Rogers executives told the CRTC last week that some U.S. channels may choose to pull out of the Canadian market if channels are unbundled. They noted that U.S. broadasters now have other options, such as selling the rights to their channel to an online video company like Netflix or setting up their own online service.
“I wouldn’t presume to say we would exit the market,” Disney’s Fox told the CRTC. “We look at the overall arrangement and whether it makes sense for us. Certainly the regulatory environment is an aspect of that.”
Fox said Disney’s own experience with unbundled channels has been negative. The Disney Channel launched in the U.S. as a premium TV service in 1983 and struggled for years. Fox said the network sank big money into marketing the channel in order to gain subscribers. Had the channel been part of a bundle, that money could have been used to make better programs, she said.
Disney-owned U.S. sports channel ESPN also relies on mass distribution as part of cable packages for its survival, Fox said. She said sports leagues’ rights fees are so high the channel “cannot be sustained without the revenue generated from broad distribution."
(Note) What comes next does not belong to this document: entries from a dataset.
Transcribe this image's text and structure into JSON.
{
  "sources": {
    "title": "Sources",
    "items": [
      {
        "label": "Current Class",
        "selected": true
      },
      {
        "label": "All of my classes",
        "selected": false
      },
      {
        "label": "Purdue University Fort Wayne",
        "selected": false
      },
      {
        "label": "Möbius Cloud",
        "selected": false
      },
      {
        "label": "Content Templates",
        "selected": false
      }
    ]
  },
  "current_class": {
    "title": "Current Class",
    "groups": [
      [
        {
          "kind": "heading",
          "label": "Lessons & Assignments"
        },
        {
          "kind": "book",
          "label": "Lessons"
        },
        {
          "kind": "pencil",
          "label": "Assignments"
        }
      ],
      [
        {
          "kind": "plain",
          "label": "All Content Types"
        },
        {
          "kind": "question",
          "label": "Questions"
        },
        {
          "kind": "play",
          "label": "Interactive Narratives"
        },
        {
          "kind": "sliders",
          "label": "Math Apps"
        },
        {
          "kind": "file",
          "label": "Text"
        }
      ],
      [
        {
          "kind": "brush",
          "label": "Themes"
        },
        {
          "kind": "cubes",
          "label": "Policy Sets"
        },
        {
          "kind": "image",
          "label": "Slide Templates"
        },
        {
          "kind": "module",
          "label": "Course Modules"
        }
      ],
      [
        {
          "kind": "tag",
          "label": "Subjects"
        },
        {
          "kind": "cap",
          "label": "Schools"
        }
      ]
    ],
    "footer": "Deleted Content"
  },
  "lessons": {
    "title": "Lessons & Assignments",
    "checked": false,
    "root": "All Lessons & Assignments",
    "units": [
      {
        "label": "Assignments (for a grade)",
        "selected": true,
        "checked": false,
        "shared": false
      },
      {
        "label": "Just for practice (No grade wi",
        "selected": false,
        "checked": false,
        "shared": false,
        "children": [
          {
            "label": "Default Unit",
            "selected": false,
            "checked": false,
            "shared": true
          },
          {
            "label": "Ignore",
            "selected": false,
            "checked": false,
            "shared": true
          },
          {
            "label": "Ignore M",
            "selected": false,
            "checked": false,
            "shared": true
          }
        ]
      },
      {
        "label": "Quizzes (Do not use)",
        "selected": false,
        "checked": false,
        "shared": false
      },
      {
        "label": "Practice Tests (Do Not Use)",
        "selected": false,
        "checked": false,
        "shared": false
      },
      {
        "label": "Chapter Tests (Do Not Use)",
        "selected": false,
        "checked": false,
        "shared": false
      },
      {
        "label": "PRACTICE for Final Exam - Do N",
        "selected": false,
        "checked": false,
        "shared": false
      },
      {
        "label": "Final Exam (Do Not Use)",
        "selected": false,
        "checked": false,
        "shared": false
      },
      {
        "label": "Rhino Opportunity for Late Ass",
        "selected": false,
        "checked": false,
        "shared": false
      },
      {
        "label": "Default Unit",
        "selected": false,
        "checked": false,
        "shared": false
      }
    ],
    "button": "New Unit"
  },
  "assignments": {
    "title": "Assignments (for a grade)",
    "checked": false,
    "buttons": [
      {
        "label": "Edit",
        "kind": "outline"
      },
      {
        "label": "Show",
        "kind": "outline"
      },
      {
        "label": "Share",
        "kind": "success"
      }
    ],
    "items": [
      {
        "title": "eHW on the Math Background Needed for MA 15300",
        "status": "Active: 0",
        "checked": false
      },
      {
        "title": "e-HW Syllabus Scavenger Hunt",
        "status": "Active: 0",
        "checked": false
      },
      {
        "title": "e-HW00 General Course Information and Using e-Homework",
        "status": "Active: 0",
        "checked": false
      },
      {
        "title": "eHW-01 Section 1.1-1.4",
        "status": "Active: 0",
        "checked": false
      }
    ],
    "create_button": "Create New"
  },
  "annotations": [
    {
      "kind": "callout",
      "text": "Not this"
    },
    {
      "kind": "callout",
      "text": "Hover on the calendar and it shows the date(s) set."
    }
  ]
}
ESPN’s distribution, however, is a matter of controversy. The channel charges $5 per month to cable companies, and that becomes a part of some 100 million U.S. cable subscribers’ monthly bill, whether they watch it or not.
As the Financial Post notes, even if Disney were to pull out of Canada, its programming would still be available on Netflix.
It’s precisely the arrival of services such as Netflix that convinced the CRTC the time has come to reform TV regulations.
The CRTC’s hearings continue through this week. Among the most anticipated speakers are representatives of Netflix itself, who will speak Friday and are expected to oppose proposals to regulate the streaming video service in the same way TV broadcasters are regulated.